A Dangerous Level of Debt?

Andolfatto is correct in asserting that no one truly understands the debt tipping point. However, the US debt-to-GDP ratio, which measures a country's debt in relation to its yearly economic production, was 129 percent by the end of 2020. To put it another way, the official US debt was roughly a third the size of the US GDP.

That's a lot higher than Greece's debt-to-GDP ratio in 2010, when it got a bailout from the International Monetary Fund to avoid defaulting on its debts.

The United States is not Greece, of course. Its economic potential is far greater, and it is operating under a currency it controls. But there’s no denying that the US is in uncharted territory. Today, the federal government debt-to-GDP ratio is higher than it was at the conclusion of World War II, when the nation assembled one of the largest armies the world has ever seen. Perhaps even worse, the government is piling on debt faster than ever.

Eventually, as Andolfatto notes, the market may very well decide enough is enough, and the demand for Treasury securities will dry up.
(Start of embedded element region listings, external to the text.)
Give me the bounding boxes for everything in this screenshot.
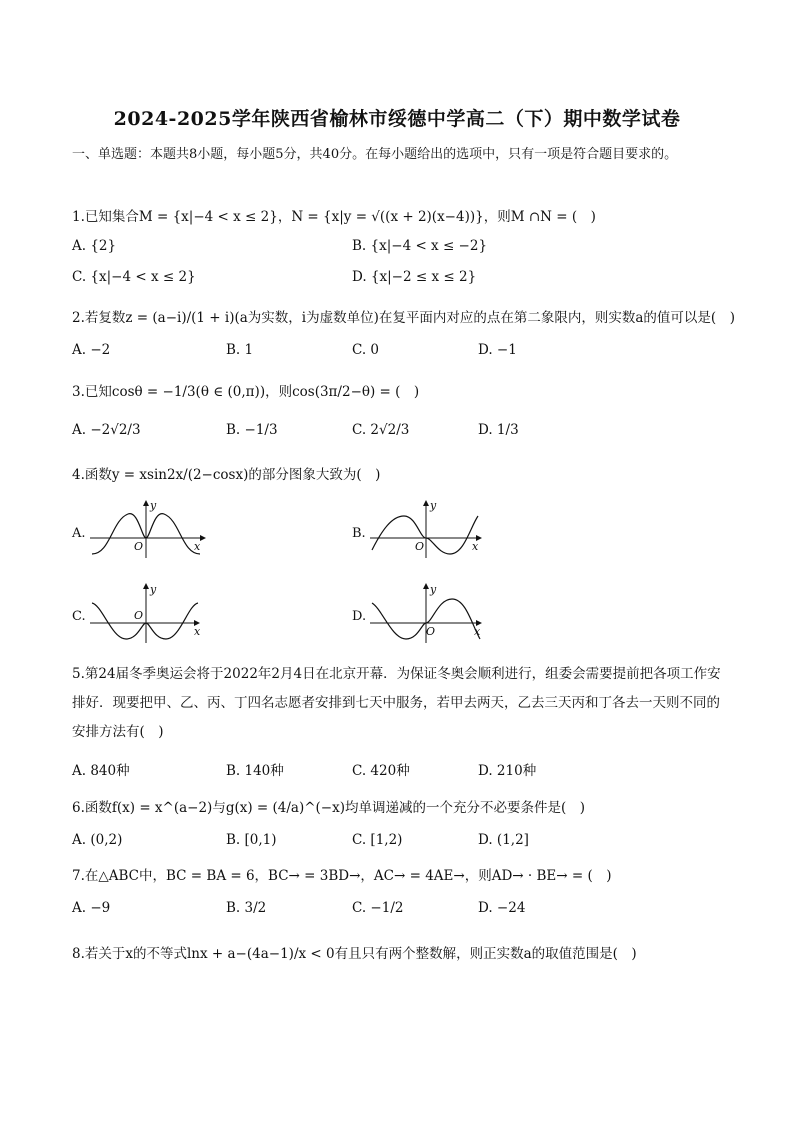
graph-d-origin-label: O	[426, 625, 436, 638]
question-5-option-c: C. 420种	[352, 763, 410, 779]
graph-d-y-label: y	[430, 583, 437, 596]
graph-a	[90, 500, 210, 560]
question-4-option-d: D.	[352, 609, 367, 624]
question-5-option-b: B. 140种	[226, 763, 284, 779]
graph-b-y-label: y	[430, 499, 437, 512]
graph-a-origin-label: O	[134, 540, 144, 553]
question-1-option-c: C. {x|−4 < x ≤ 2}	[72, 269, 196, 285]
question-6-option-a: A. (0,2)	[72, 832, 123, 848]
question-4-option-a: A.	[72, 526, 86, 541]
graph-d-x-label: x	[474, 625, 481, 638]
question-3-option-d: D. 1/3	[478, 422, 519, 438]
question-7-option-a: A. −9	[72, 900, 111, 916]
question-2-option-c: C. 0	[352, 342, 380, 358]
question-1-option-d: D. {x|−2 ≤ x ≤ 2}	[352, 269, 477, 285]
graph-d	[370, 585, 490, 645]
question-3: 3.已知cosθ = −1/3(θ ∈ (0,π))，则cos(3π/2−θ) = ( )	[72, 384, 420, 400]
graph-b	[370, 500, 490, 560]
question-3-option-a: A. −2√2/3	[72, 422, 141, 438]
question-6-option-d: D. (1,2]	[478, 832, 529, 848]
question-7-option-c: C. −1/2	[352, 900, 404, 916]
exam-title: 2024-2025学年陕西省榆林市绥德中学高二（下）期中数学试卷	[113, 108, 681, 130]
question-8: 8.若关于x的不等式lnx + a−(4a−1)/x < 0有且只有两个整数解，则正实数a的取值范围是( )	[72, 946, 637, 962]
section-heading: 一、单选题：本题共8小题，每小题5分，共40分。在每小题给出的选项中，只有一项是符合题目要求的。	[72, 147, 678, 162]
graph-c-origin-label: O	[134, 609, 144, 622]
question-6-option-c: C. [1,2)	[352, 832, 403, 848]
graph-a-y-label: y	[150, 499, 157, 512]
graph-c-y-label: y	[150, 583, 157, 596]
question-7-option-b: B. 3/2	[226, 900, 267, 916]
question-5: 5.第24届冬季奥运会将于2022年2月4日在北京开幕．为保证冬奥会顺利进行，组委会需要提前把各项工作安排好．现要把甲、乙、丙、丁四名志愿者安排到七天中服务，若甲去两天，乙去三天丙和丁各去一天则不同的安排方法有( )	[72, 666, 721, 740]
graph-a-x-label: x	[194, 540, 201, 553]
graph-c	[90, 585, 210, 645]
graph-c-x-label: x	[194, 625, 201, 638]
question-4: 4.函数y = xsin2x/(2−cosx)的部分图象大致为( )	[72, 467, 381, 483]
question-2: 2.若复数z = (a−i)/(1 + i)(a为实数，i为虚数单位)在复平面内对应的点在第二象限内，则实数a的值可以是( )	[72, 310, 735, 326]
question-3-option-c: C. 2√2/3	[352, 422, 410, 438]
question-4-option-b: B.	[352, 526, 366, 541]
question-2-option-d: D. −1	[478, 342, 517, 358]
question-5-option-d: D. 210种	[478, 763, 537, 779]
question-1-option-a: A. {2}	[72, 238, 117, 254]
question-6: 6.函数f(x) = x^(a−2)与g(x) = (4/a)^(−x)均单调递减的一个充分不必要条件是( )	[72, 800, 586, 816]
graph-b-origin-label: O	[415, 540, 425, 553]
question-4-option-c: C.	[72, 609, 86, 624]
question-2-option-b: B. 1	[226, 342, 254, 358]
question-7-option-d: D. −24	[478, 900, 526, 916]
question-3-option-b: B. −1/3	[226, 422, 278, 438]
question-6-option-b: B. [0,1)	[226, 832, 277, 848]
question-1-option-b: B. {x|−4 < x ≤ −2}	[352, 238, 488, 254]
question-2-option-a: A. −2	[72, 342, 111, 358]
question-1: 1.已知集合M = {x|−4 < x ≤ 2}，N = {x|y = √((x + 2)(x−4))}，则M ∩N = ( )	[72, 209, 596, 225]
question-5-option-a: A. 840种	[72, 763, 130, 779]
question-7: 7.在△ABC中，BC = BA = 6，BC→ = 3BD→，AC→ = 4AE→，则AD→ · BE→ = ( )	[72, 868, 612, 884]
graph-b-x-label: x	[472, 540, 479, 553]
Indeed, this is likely one reason cryptocurrencies are suddenly flourishing.

Cryptocurrencies have gone from being debated in the corners of Reddit communities and university lounges to a market worth more than $2 trillion in what seems like the blink of an eye. It's no exaggeration to say that cryptos have gone mainstream, with hedge firms and high-profile sportsmen signing multi-million dollar deals.

It's not difficult to understand why. The stock market is hedging its bets. Many people are looking for a way out, as if they're rats on a sinking ship, recognizing that the dollar's time is running out as its value is destroyed by massive pumping.

Ignoring History?

Author Richard Ebeling studied how central planners in ancient Rome ruined the economy in a famous 2016 piece.
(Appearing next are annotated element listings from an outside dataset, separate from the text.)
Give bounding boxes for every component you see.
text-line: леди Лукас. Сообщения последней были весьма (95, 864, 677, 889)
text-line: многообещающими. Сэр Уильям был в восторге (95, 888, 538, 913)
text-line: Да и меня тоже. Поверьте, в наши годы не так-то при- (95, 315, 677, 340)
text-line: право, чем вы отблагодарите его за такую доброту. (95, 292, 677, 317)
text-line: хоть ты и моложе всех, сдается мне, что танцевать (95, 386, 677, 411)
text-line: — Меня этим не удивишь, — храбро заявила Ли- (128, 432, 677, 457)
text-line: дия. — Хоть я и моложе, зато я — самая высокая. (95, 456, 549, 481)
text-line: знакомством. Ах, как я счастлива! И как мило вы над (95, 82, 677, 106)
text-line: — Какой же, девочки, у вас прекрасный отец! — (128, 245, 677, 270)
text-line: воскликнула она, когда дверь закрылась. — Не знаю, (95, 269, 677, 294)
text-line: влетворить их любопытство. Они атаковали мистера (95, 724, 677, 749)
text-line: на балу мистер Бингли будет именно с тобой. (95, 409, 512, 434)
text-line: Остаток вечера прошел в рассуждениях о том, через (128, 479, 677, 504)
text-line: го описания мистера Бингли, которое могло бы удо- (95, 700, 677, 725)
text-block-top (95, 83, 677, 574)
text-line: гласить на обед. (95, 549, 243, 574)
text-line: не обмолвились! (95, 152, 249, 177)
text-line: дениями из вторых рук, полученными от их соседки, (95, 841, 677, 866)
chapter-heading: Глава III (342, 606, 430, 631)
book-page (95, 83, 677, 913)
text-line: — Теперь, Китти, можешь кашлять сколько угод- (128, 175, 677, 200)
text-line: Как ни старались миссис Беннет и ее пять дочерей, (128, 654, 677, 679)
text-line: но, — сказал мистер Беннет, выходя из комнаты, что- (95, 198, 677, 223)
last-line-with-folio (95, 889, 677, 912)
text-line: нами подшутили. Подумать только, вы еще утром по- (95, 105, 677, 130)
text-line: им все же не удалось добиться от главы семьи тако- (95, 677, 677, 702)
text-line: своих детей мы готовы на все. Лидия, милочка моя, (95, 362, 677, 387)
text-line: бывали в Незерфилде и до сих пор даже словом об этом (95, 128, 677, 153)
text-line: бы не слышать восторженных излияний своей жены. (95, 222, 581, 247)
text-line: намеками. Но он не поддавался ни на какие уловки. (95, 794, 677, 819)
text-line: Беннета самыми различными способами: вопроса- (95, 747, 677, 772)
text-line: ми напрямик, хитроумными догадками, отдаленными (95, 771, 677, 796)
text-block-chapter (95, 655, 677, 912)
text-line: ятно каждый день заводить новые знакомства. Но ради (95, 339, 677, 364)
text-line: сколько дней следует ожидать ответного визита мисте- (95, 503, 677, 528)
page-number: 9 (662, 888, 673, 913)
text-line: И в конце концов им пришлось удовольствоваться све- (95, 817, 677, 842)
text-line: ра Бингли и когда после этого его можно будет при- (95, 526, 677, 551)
To modern ears, much of what Ebeling describes—debt, enormous expenditure, inflation, and price controls—sounds uncannily familiar. And, of course, Ebeling delves into the age-old conundrum of why Rome failed.

As every history lover knows, philosophers ranging from Edward Gibbon to Peter Heather and beyond have pondered this subject for ages. The responses are diverse. Barbarians are blamed by some, while immigration is blamed by others. Some blamed Christianity, while others blamed sickness or the deterioration of Roman legions.
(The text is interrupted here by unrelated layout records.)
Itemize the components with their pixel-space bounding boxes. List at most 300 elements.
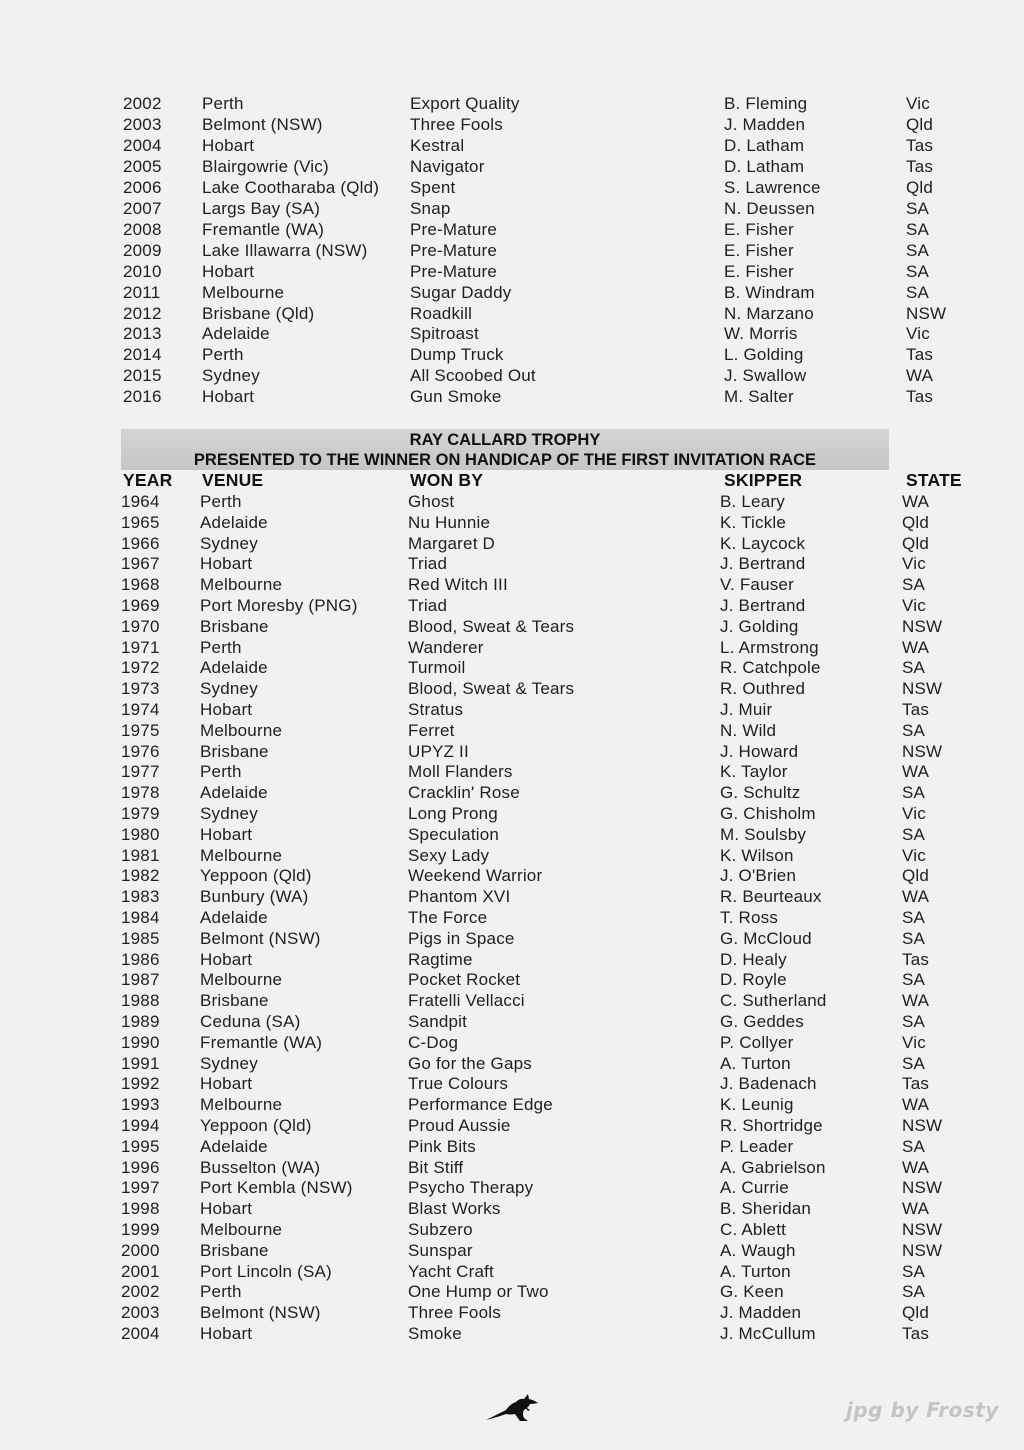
year-cell: 1973 [121,679,160,699]
won-by-cell: Sunspar [408,1240,473,1260]
year-cell: 2003 [123,115,162,134]
table-row [0,198,1024,219]
venue-cell: Port Lincoln (SA) [200,1261,332,1281]
table-row [0,177,1024,198]
year-cell: 2001 [121,1261,160,1281]
skipper-cell: J. O'Brien [720,866,797,886]
skipper-cell: K. Taylor [720,762,788,782]
state-cell: Qld [902,866,930,886]
venue-cell: Perth [202,345,244,365]
venue-cell: Port Moresby (PNG) [200,596,358,615]
table-row [0,720,1024,741]
skipper-cell: R. Outhred [720,679,806,699]
venue-cell: Hobart [200,949,253,969]
year-cell: 2000 [121,1240,160,1260]
state-cell: Tas [906,156,934,176]
venue-cell: Hobart [202,387,255,407]
venue-cell: Melbourne [200,720,283,740]
state-cell: Tas [906,135,934,155]
table-row [0,824,1024,845]
table-row [0,219,1024,240]
header-won-by: WON BY [410,470,484,490]
won-by-cell: Pocket Rocket [408,970,521,990]
venue-cell: Hobart [200,1074,253,1094]
won-by-cell: Proud Aussie [408,1116,511,1135]
venue-cell: Largs Bay (SA) [202,198,321,218]
state-cell: SA [906,240,930,260]
skipper-cell: J. Badenach [720,1074,817,1094]
year-cell: 1978 [121,783,160,803]
year-cell: 1968 [121,575,160,595]
state-cell: WA [902,887,930,907]
year-cell: 2006 [123,177,162,197]
skipper-cell: N. Deussen [724,198,815,218]
venue-cell: Belmont (NSW) [200,928,321,948]
won-by-cell: Subzero [408,1220,473,1239]
table-row [0,93,1024,114]
won-by-cell: Turmoil [408,658,466,678]
table-row [0,261,1024,282]
venue-cell: Adelaide [202,324,270,344]
year-cell: 1996 [121,1157,160,1177]
won-by-cell: Blood, Sweat & Tears [408,616,575,636]
won-by-cell: Sexy Lady [408,845,490,865]
year-cell: 1988 [121,991,160,1011]
state-cell: SA [902,783,926,803]
won-by-cell: Nu Hunnie [408,512,491,532]
won-by-cell: Pre-Mature [410,261,498,281]
year-cell: 1964 [121,492,160,511]
year-cell: 1992 [121,1074,160,1094]
venue-cell: Hobart [200,554,253,574]
year-cell: 1971 [121,637,160,657]
table-row [0,1281,1024,1302]
year-cell: 2004 [123,135,162,155]
table-row [0,595,1024,616]
venue-cell: Sydney [200,679,258,699]
won-by-cell: Cracklin' Rose [408,783,520,803]
table-row [0,845,1024,866]
won-by-cell: Three Fools [410,115,503,134]
won-by-cell: All Scoobed Out [410,366,536,386]
skipper-cell: N. Wild [720,720,777,740]
skipper-cell: D. Latham [724,135,805,155]
state-cell: NSW [902,741,943,761]
skipper-cell: P. Collyer [720,1032,794,1052]
year-cell: 1967 [121,554,160,574]
year-cell: 2016 [123,387,162,407]
table-row [0,344,1024,365]
won-by-cell: Red Witch III [408,575,508,595]
won-by-cell: Spent [410,177,456,197]
state-cell: SA [902,575,926,595]
skipper-cell: J. Muir [720,700,773,719]
skipper-cell: M. Salter [724,387,794,407]
skipper-cell: N. Marzano [724,303,814,323]
skipper-cell: A. Gabrielson [720,1157,826,1177]
table-row [0,512,1024,533]
skipper-cell: K. Wilson [720,845,794,865]
state-cell: SA [906,261,930,281]
venue-cell: Adelaide [200,658,268,678]
state-cell: NSW [906,303,947,323]
venue-cell: Hobart [202,135,255,155]
state-cell: SA [902,908,926,927]
venue-cell: Sydney [200,1053,258,1073]
state-cell: WA [902,637,930,657]
state-cell: SA [902,928,926,948]
venue-cell: Hobart [200,1324,253,1343]
won-by-cell: Blast Works [408,1199,501,1219]
won-by-cell: Triad [408,554,448,574]
year-cell: 1997 [121,1178,160,1198]
state-cell: WA [902,1199,930,1219]
state-cell: SA [902,1012,926,1031]
year-cell: 1981 [121,845,160,865]
venue-cell: Brisbane (Qld) [202,303,315,323]
won-by-cell: Spitroast [410,324,479,344]
skipper-cell: J. Golding [720,616,799,636]
skipper-cell: A. Turton [720,1053,791,1073]
table-row [0,1240,1024,1261]
state-cell: NSW [902,1220,943,1239]
venue-cell: Adelaide [200,783,268,803]
state-cell: Tas [902,1074,930,1094]
skipper-cell: B. Windram [724,282,815,302]
state-cell: Vic [902,804,926,823]
table-row [0,886,1024,907]
skipper-cell: K. Leunig [720,1095,794,1115]
won-by-cell: Ragtime [408,949,473,969]
state-cell: Tas [902,949,930,969]
table-row [0,491,1024,512]
skipper-cell: S. Lawrence [724,177,821,197]
skipper-cell: L. Golding [724,345,804,365]
year-cell: 2007 [123,198,162,218]
year-cell: 1966 [121,533,160,553]
state-cell: SA [902,1282,926,1302]
table-row [0,365,1024,386]
skipper-cell: B. Sheridan [720,1199,812,1219]
state-cell: WA [902,492,930,511]
year-cell: 2004 [121,1324,160,1343]
state-cell: SA [906,282,930,302]
state-cell: Qld [902,512,930,532]
year-cell: 2011 [123,282,161,302]
venue-cell: Ceduna (SA) [200,1012,301,1031]
table-row [0,1177,1024,1198]
skipper-cell: J. McCullum [720,1324,816,1343]
year-cell: 1982 [121,866,160,886]
trophy-subtitle: PRESENTED TO THE WINNER ON HANDICAP OF THE FIRST INVITATION RACE [193,451,817,469]
venue-cell: Brisbane [200,991,269,1011]
state-cell: NSW [902,1116,943,1135]
venue-cell: Fremantle (WA) [200,1032,323,1052]
venue-cell: Adelaide [200,1136,268,1156]
skipper-cell: E. Fisher [724,219,794,239]
skipper-cell: D. Royle [720,970,787,990]
skipper-cell: G. Keen [720,1282,784,1302]
table-row [0,761,1024,782]
year-cell: 1990 [121,1032,160,1052]
year-cell: 1995 [121,1136,160,1156]
state-cell: WA [902,1157,930,1177]
table-row [0,1094,1024,1115]
state-cell: Vic [906,324,930,344]
venue-cell: Busselton (WA) [200,1157,321,1177]
year-cell: 2012 [123,303,162,323]
year-cell: 1989 [121,1012,160,1031]
skipper-cell: E. Fisher [724,240,794,260]
venue-cell: Perth [200,762,242,782]
won-by-cell: Fratelli Vellacci [408,991,525,1011]
won-by-cell: Export Quality [410,94,520,113]
skipper-cell: M. Soulsby [720,824,807,844]
venue-cell: Lake Illawarra (NSW) [202,240,368,260]
table-row [0,928,1024,949]
state-cell: SA [902,1261,926,1281]
state-cell: SA [902,1136,926,1156]
skipper-cell: G. McCloud [720,928,812,948]
won-by-cell: Pink Bits [408,1136,476,1156]
skipper-cell: K. Tickle [720,512,787,532]
state-cell: Vic [902,1032,926,1052]
venue-cell: Melbourne [200,970,283,990]
table-row [0,135,1024,156]
won-by-cell: Performance Edge [408,1095,553,1115]
venue-cell: Fremantle (WA) [202,219,325,239]
skipper-cell: G. Chisholm [720,804,816,823]
year-cell: 1985 [121,928,160,948]
photo-credit: jpg by Frosty [846,1398,999,1422]
venue-cell: Perth [200,492,242,511]
table-row [0,1073,1024,1094]
skipper-cell: J. Bertrand [720,554,806,574]
won-by-cell: Navigator [410,156,485,176]
kangaroo-icon [484,1390,542,1426]
table-row [0,386,1024,407]
year-cell: 1972 [121,658,160,678]
state-cell: Qld [902,1303,930,1323]
table-row [0,1198,1024,1219]
year-cell: 1991 [121,1053,160,1073]
skipper-cell: J. Bertrand [720,596,806,615]
state-cell: SA [906,198,930,218]
table-row [0,1032,1024,1053]
header-state: STATE [906,470,962,490]
state-cell: Vic [902,554,926,574]
won-by-cell: Pre-Mature [410,240,498,260]
table-header [0,470,1024,491]
won-by-cell: Dump Truck [410,345,504,365]
table-row [0,741,1024,762]
state-cell: WA [902,991,930,1011]
state-cell: WA [902,762,930,782]
skipper-cell: E. Fisher [724,261,794,281]
state-cell: NSW [902,1240,943,1260]
won-by-cell: Ghost [408,492,455,511]
table-row [0,1157,1024,1178]
year-cell: 1984 [121,908,160,927]
state-cell: SA [902,720,926,740]
venue-cell: Brisbane [200,1240,269,1260]
venue-cell: Hobart [200,700,253,719]
table-row [0,949,1024,970]
state-cell: SA [902,658,926,678]
won-by-cell: Sugar Daddy [410,282,512,302]
table-row [0,637,1024,658]
venue-cell: Melbourne [200,845,283,865]
table-row [0,616,1024,637]
year-cell: 1983 [121,887,160,907]
state-cell: Tas [902,700,930,719]
venue-cell: Sydney [202,366,260,386]
won-by-cell: Triad [408,596,448,615]
year-cell: 1977 [121,762,160,782]
venue-cell: Adelaide [200,908,268,927]
venue-cell: Hobart [200,824,253,844]
venue-cell: Port Kembla (NSW) [200,1178,353,1198]
table-row [0,574,1024,595]
skipper-cell: R. Shortridge [720,1116,823,1135]
table-row [0,657,1024,678]
skipper-cell: B. Fleming [724,94,808,113]
won-by-cell: Speculation [408,824,500,844]
venue-cell: Lake Cootharaba (Qld) [202,177,380,197]
trophy-banner [121,429,889,470]
won-by-cell: Yacht Craft [408,1261,494,1281]
skipper-cell: T. Ross [720,908,779,927]
header-venue: VENUE [202,470,264,490]
venue-cell: Sydney [200,533,258,553]
year-cell: 2014 [123,345,162,365]
table-row [0,240,1024,261]
won-by-cell: Blood, Sweat & Tears [408,679,575,699]
table-row [0,323,1024,344]
state-cell: Qld [906,177,934,197]
table-row [0,1053,1024,1074]
venue-cell: Melbourne [202,282,285,302]
venue-cell: Perth [200,637,242,657]
table-row [0,678,1024,699]
table-row [0,533,1024,554]
table-row [0,990,1024,1011]
won-by-cell: One Hump or Two [408,1282,549,1302]
skipper-cell: A. Currie [720,1178,789,1198]
trophy-title: RAY CALLARD TROPHY [409,431,601,449]
table-row [0,1115,1024,1136]
year-cell: 1975 [121,720,160,740]
year-cell: 1980 [121,824,160,844]
table-row [0,865,1024,886]
skipper-cell: J. Howard [720,741,799,761]
skipper-cell: G. Geddes [720,1012,805,1031]
year-cell: 2015 [123,366,162,386]
table-row [0,114,1024,135]
state-cell: SA [902,1053,926,1073]
won-by-cell: Wanderer [408,637,484,657]
table-row [0,282,1024,303]
year-cell: 1974 [121,700,160,719]
won-by-cell: Pre-Mature [410,219,498,239]
won-by-cell: C-Dog [408,1032,459,1052]
skipper-cell: A. Waugh [720,1240,796,1260]
table-row [0,1011,1024,1032]
won-by-cell: Sandpit [408,1012,468,1031]
venue-cell: Perth [200,1282,242,1302]
won-by-cell: Kestral [410,135,465,155]
state-cell: Vic [902,596,926,615]
state-cell: SA [902,970,926,990]
venue-cell: Melbourne [200,1095,283,1115]
venue-cell: Hobart [200,1199,253,1219]
state-cell: Tas [906,387,934,407]
skipper-cell: A. Turton [720,1261,791,1281]
won-by-cell: Ferret [408,720,455,740]
table-row [0,1323,1024,1344]
table-row [0,803,1024,824]
won-by-cell: Roadkill [410,303,473,323]
skipper-cell: D. Latham [724,156,805,176]
state-cell: Qld [902,533,930,553]
table-row [0,1136,1024,1157]
won-by-cell: Stratus [408,700,464,719]
table-row [0,699,1024,720]
state-cell: Tas [906,345,934,365]
won-by-cell: Pigs in Space [408,928,515,948]
skipper-cell: K. Laycock [720,533,806,553]
state-cell: NSW [902,679,943,699]
year-cell: 1965 [121,512,160,532]
venue-cell: Hobart [202,261,255,281]
year-cell: 2005 [123,156,162,176]
state-cell: WA [902,1095,930,1115]
won-by-cell: Go for the Gaps [408,1053,532,1073]
year-cell: 1969 [121,596,160,615]
header-year: YEAR [123,470,173,490]
year-cell: 2008 [123,219,162,239]
skipper-cell: R. Catchpole [720,658,821,678]
state-cell: Vic [906,94,930,113]
skipper-cell: D. Healy [720,949,787,969]
venue-cell: Melbourne [200,1220,283,1239]
skipper-cell: V. Fauser [720,575,794,595]
venue-cell: Brisbane [200,741,269,761]
state-cell: NSW [902,1178,943,1198]
table-row [0,1302,1024,1323]
venue-cell: Brisbane [200,616,269,636]
year-cell: 2002 [121,1282,160,1302]
won-by-cell: Bit Stiff [408,1157,464,1177]
year-cell: 1993 [121,1095,160,1115]
venue-cell: Belmont (NSW) [200,1303,321,1323]
year-cell: 2013 [123,324,162,344]
year-cell: 2003 [121,1303,160,1323]
table-row [0,156,1024,177]
won-by-cell: Moll Flanders [408,762,513,782]
state-cell: Qld [906,115,934,134]
skipper-cell: L. Armstrong [720,637,819,657]
skipper-cell: J. Madden [720,1303,802,1323]
won-by-cell: Psycho Therapy [408,1178,534,1198]
year-cell: 2010 [123,261,162,281]
table-row [0,553,1024,574]
skipper-cell: P. Leader [720,1136,794,1156]
table-row [0,303,1024,324]
state-cell: Vic [902,845,926,865]
state-cell: WA [906,366,934,386]
year-cell: 1979 [121,804,160,823]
All of these theories are interesting and worthy of examination, but I’ve found no single better explanation than the one offered by economist Ludwig von Mises who concluded Rome’s decay stemmed from its rejection of individualism and free markets.

“The marvelous civilization of antiquity perished because it did not adjust its moral code and its legal system to the requirements of the market economy,” Mises wrote.

He continued:

“A social order is doomed if the actions which its normal functioning requires are rejected by the standards of morality, are declared illegal by the laws of the country, and are prosecuted as criminal by the courts and the police.

The Roman Empire crumbled to dust because it lacked the spirit of [classical] liberalism and free enterprise. The policy of interventionism and its political corollary, the Fuhrer principle, decomposed the mighty empire as they will by necessity always disintegrate and destroy any social entity.”

The American president and statesman John Adams once reportedly said there are two ways nations are destroyed.

“One is by the sword and the other is by debt,” Adams reputedly said. (Though the quote is widely attributed to Adams, it's not supported by written documentation.)

Debt is without a doubt a severe issue. (Ask the ancient Romans or the current Greeks.) If Mises is accurate, however, the debt explosion may be simply a symptom of a much broader problem: the breakdown of the spirit of liberty and the establishment of a regime opposed to free enterprise.

We should take note of one thing the Romans lacked: their gloomy example.